Secret Beyond The Door by Rufus King is "the exciting book from which the movie hit was made, starring Joan Bennett and Michael Redgrave". It was originally titled Museum Piece No. 13.

I bought a Triangle hardcover with a great dust jacket, and I heard there was a secret beyond the door, and of course I wanted to find out what it was. While both great, the book is very different from the film.

Lily Constable is a wealthy widow completely without relatives. When she meets Earl Rumney, they quickly marry and she moves into his large home Blaze Creek, site of celebrity parties and social events. There she meets his reclusive and unwelcoming son, Aderic, from his previous marriage to Eleanor. She died there mysteriously and her room is kept just as she left it. Diana Goff is Earl's sister and with her husband they help run Earl's large newspaper. Aderic has a caregiver, Miss McQuillan, who has a horrible facial burn that she got rescuing the son from a cottage fire years ago. She always wears a veil across half her face.

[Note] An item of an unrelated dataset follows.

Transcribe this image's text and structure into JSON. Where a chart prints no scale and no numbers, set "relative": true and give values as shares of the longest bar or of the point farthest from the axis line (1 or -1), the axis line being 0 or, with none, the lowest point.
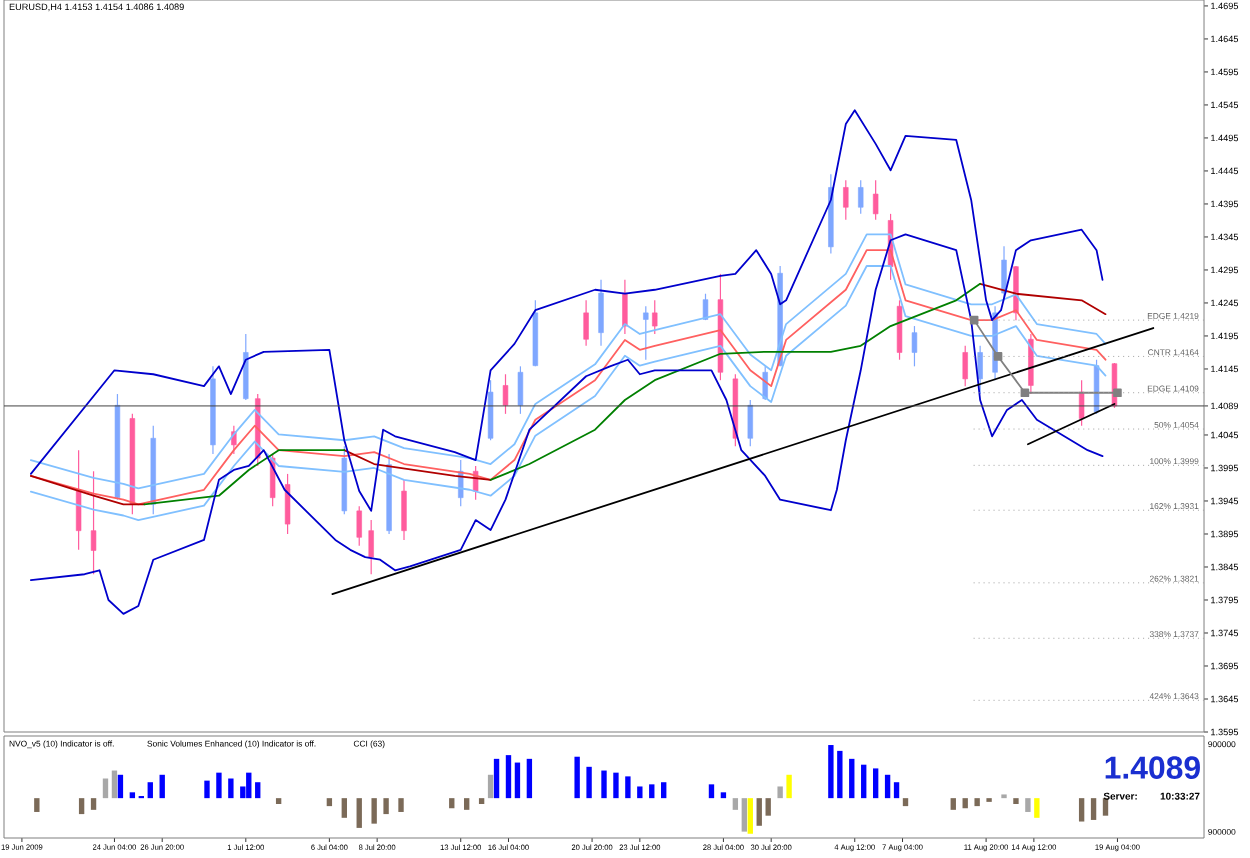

Strong shades of Rebecca by Daphne DuMaurier as Lily is welcomed with a veneer of warmth by the family and staff, while underneath they look on her with pity ~ Eleanor was also wealthy and when her money ran out, Earl turned disinterested, perhaps instigating her death. As Lily tours the large house, she comes across a private wing where Earl keep his hobby... It won't spoil too much if I tell you what it is. Earl collects 'rooms' - entire tableaus where a grisly deed has taken place sometime in history. Odd murders intrigue him and he has the means to buy the entire room down to the last detail and reconstruct it perfectly at Blaze Creek. There are twelve rooms so far in this private museum and it gives him a thrill to show them to guests. Lily is fine with his collection, until she sees a new room, the thirteenth, which he will show to no one. Lily enlists the aid of a psychiatrist and some old friends in New York to fashion a duplicate key, and while sneaking in the dead of night, go to discover the secret beyond the door.


It's a fun book to read, mysterious and full of heightened drama. We are firmly on Lily's side as the family treats her poorly, including her husband most of the time, as they await what they feel is her inevitable sad fate. Once the secret beyond the door is revealed however, the story takes a twist I didn't see coming, with a murder, an escape into a trap and a true villain I never suspected! A great finale.


Unlike the novel, the film takes time showing how Lily and Earl meet, Miss McQuillan is not as burned or unfriendly, and a stronger friendship develops between Lily and the sister Diana. They leave most of the story intact, dropping the last third of the book, and its good in its own way. The rooms are there, the threatening mystery and a new finale. Joan Bennett is fine, but I've never seen Michael Redgrave so wooden! It's balanced by the always great actress Anne Revere as Diana.


Both are worth a look, but I'll stick with the novel. It was well written and entertaining, uniquely twisted. If you like the gothic Dark Shadows touch and want to discover the secrets of a museum of horrors in the middle of the night, give it a read.